Wow- that was a lot. I enjoyed your post and the lovely chance it gave me to think, and to avoid writing lesson plans! Alas real life- but I might do my hair and makeup first! 🙂
I don’t think Kat was implying that Anna [I’m going to assume that’s who she was referring to at the protagonist] being White was a mistake on the part of Disney as far as the original text, merely that she’s another protagonist who fits a pre-established mould.
That being said, there are Saami people who have criticized the film, with tumblr user selchieproductions probably voicing their issues best:
The secretary from The Powerpuff Girls is named Sara Bellum, which I always thought was fun.
Evan did a pretty good job responding for me. I wasn’t saying they were white-washing the story, just that they happened to choose another story about white people. I appreciate that Evan brought up the appropriation of Saami culture though… especially because I am part Saami (although my family referred to themselves as Laplander). I know almost nothing about it and dream of visiting family in Norway someday to find out more.

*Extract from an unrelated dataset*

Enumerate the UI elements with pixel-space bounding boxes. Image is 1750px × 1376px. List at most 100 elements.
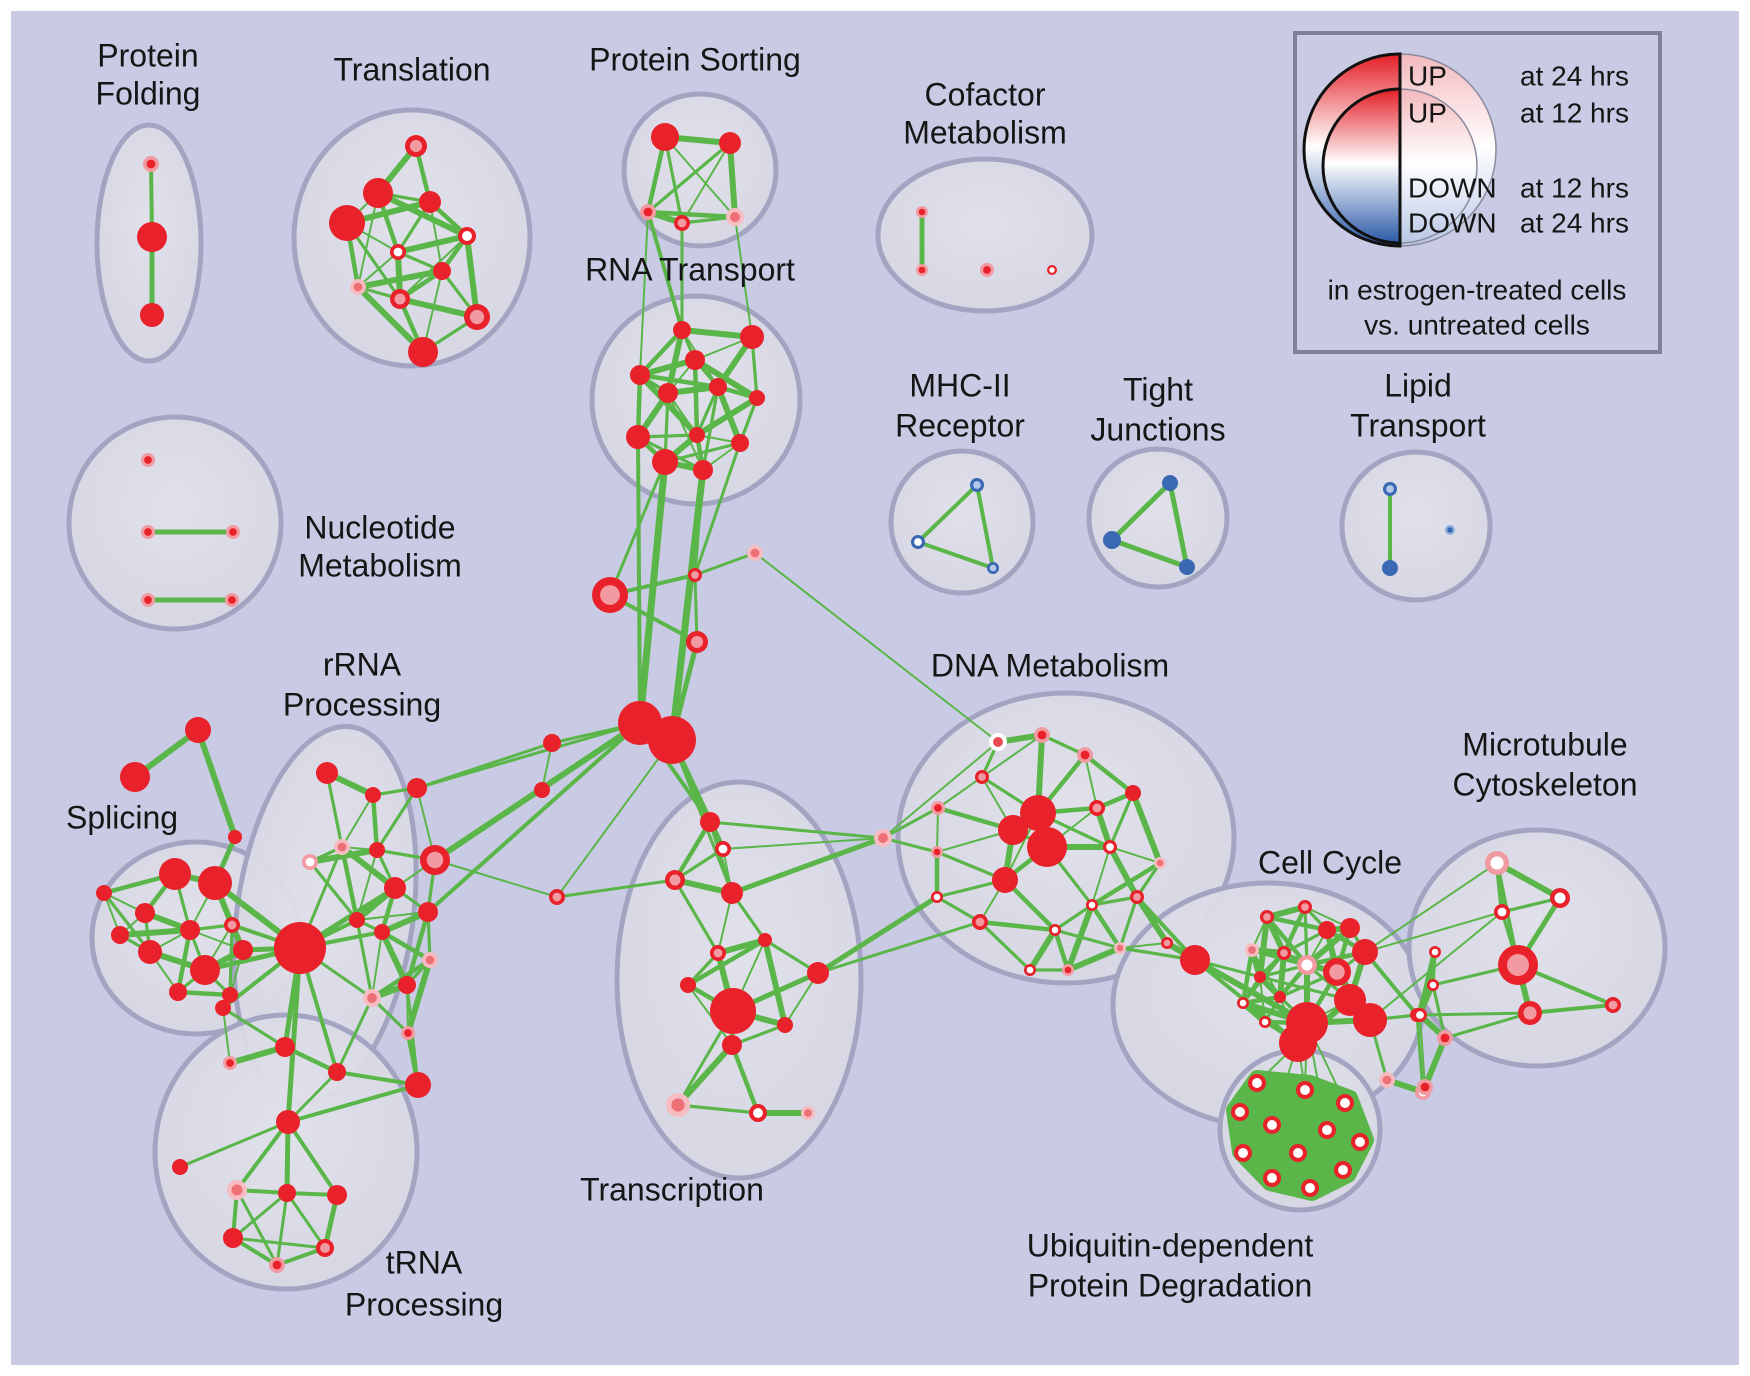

As for your comment on the makeover plot piece, I like what you said about it still being a version of ourselves, just transformed. And something that can sometimes help us evaluate our perspective.
One of the subtle differences between men and women is how we differ in finding self-worth. Men find value in arbitrary skills (see: sports, competitive video gaming), while women find self-worth in beauty (fashion and body). You could argue that the second is a learned result from society’s incessant focus on this sort of thing, but a stronger argument is that culture DOES focus on female beauty because it appeals to men (who are turned on by the dress) AND women (who are fascinated by the dress).
One of the worst aspects of gender equality movements is an attempt to erase inherent differences, or at least ignore/don’t talk about them. This was an excellent post from a feminist and feminine perspective, and it’s a good way of showing that “different” doesn’t mean “less than” or “greater than.”